Is this related to LLM, or is this a completely different branch of AI, and is it just a coincidence? I am curious.

piecerough · a year ago
It's very related to LLMs. Though instead of text tokens you are working with audio tokens (e.g. from SoundStream). Then you go to audio corpus, instead of text corpus.
mg · a year ago
Is there a free (ad supported?) online tool without login that reads text that you paste into it?

I often would like to listen to a blog post instead of reading it, but haven't found an easy, quick solution yet.

I tried piping text through OpenAI's tts-1-hd, model and it is the first one I ever found that is human like enough for me to like listening to it. So I could write a tool for my own usecase that pipes the text to tts-1-hd and plays the audio. But maybe there is already something with a public web interface out there?

Jaxan · a year ago
Both windows and macos (the operating systems) have this built-in under accessibility. It’s worth a try and I use it sometimes when I want to read something while cooking.
infinita740 · a year ago
I use ms edge for this exact use case. Works well enough on any platform
crazygringo · a year ago
Yup, I second this. The only thing I use Edge for.

I did a bit of research and it seems to be, by far, the highest-quality TTS engine that is free and you can do things like pause and continue.

There are other options that have higher-quality voices, but they aren't free.

jasonjmcghee · a year ago
There is on iOS. No ads. "Reader" by Eleven Labs. I haven't used it that much but have listened to some white papers and blogs (some of which were like 45 minutes) and it "just worked". Even let's you click text you want to jump to.

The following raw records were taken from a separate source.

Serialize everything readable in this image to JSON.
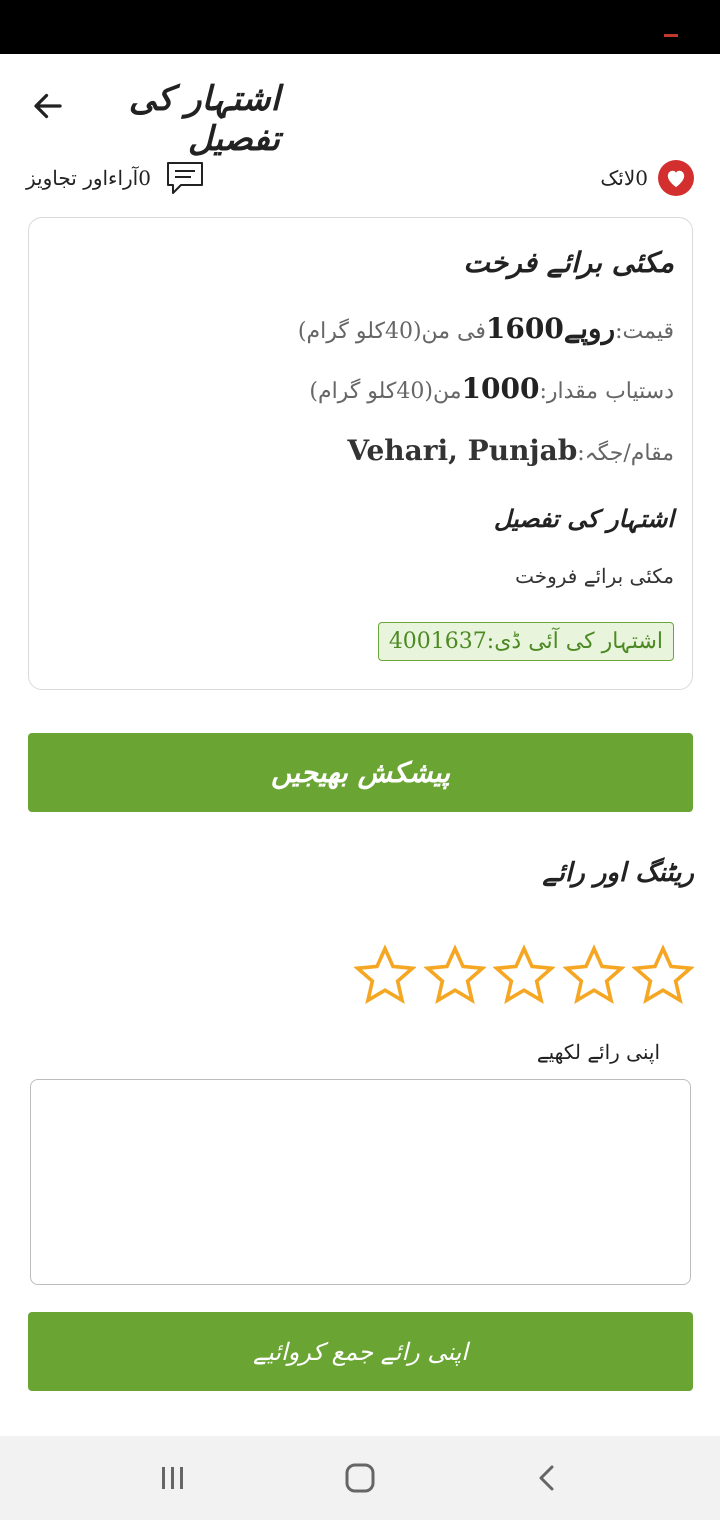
{
  "header": {
    "title": "اشتہار کی تفصیل"
  },
  "meta": {
    "likes": "0لائک",
    "comments": "0آراءاور تجاویز"
  },
  "ad": {
    "title": "مکئی برائے فرخت",
    "price_label": "قیمت:",
    "price_value": "روپے1600",
    "price_unit": "فی من(40کلو گرام)",
    "qty_label": "دستیاب مقدار:",
    "qty_value": "1000",
    "qty_unit": "من(40کلو گرام)",
    "location_label": "مقام/جگہ:",
    "location_value": "Vehari, Punjab",
    "desc_heading": "اشتہار کی تفصیل",
    "desc_text": "مکئی برائے فروخت",
    "ad_id": "اشتہار کی آئی ڈی:4001637"
  },
  "actions": {
    "send_offer": "پیشکش بھیجیں"
  },
  "rating": {
    "title": "ریٹنگ اور رائے",
    "max_stars": 5,
    "value": 0,
    "review_label": "اپنی رائے لکھیے",
    "review_value": "",
    "submit": "اپنی رائے جمع کروائیے"
  },
  "colors": {
    "accent": "#6aa534",
    "heart": "#d32f2f",
    "star": "#f5a623",
    "badge_bg": "#e8f5dc"
  }
}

And it's Eleven Labs quality- which unless I've fallen behind the times is the highest quality TTS by a margin.

jangxx · a year ago
There's also the built-in "Speak Selection" feature you can enable in the accessibility settings.
ukuina · a year ago
Reader is on a pretty good path to a monthly subscription model. Great audio quality, large selection of voices, and support for long-form input text.
m463 · a year ago
firefox does this directly. Reader mode has a headphones symbol to read webpage text.
beAbU · a year ago
Good old Microsoft Sam? It'll sound like Stephen Hawking is reading it to you!
nilsherzig · a year ago
The voices are impressive (I can't tell the difference as a non native speaker) but their "personality" sounds extremely annoying lmao
xanderlewis · a year ago
I know. Can they do anything other than obnoxious Californian? The vocal fry is off the charts.
jchanimal · a year ago
We've been using this at work to get inside of our customer's perspective. It's helpful to throw eg a bunch of point-of-sale data sync challenges into Notebook LM and eg pass a 10 minute audio to the team so they can understand where our work fits in.
ttul · a year ago
I’ve cut and pasted weeks of Slack conversations into NotebookLM and it was quite entertaining to then listen to a Podcast talking humorously about all the arguments in the #management channel.
sandinmyjoints · a year ago
For someone who has never used NotebookLM, how would I get started doing this?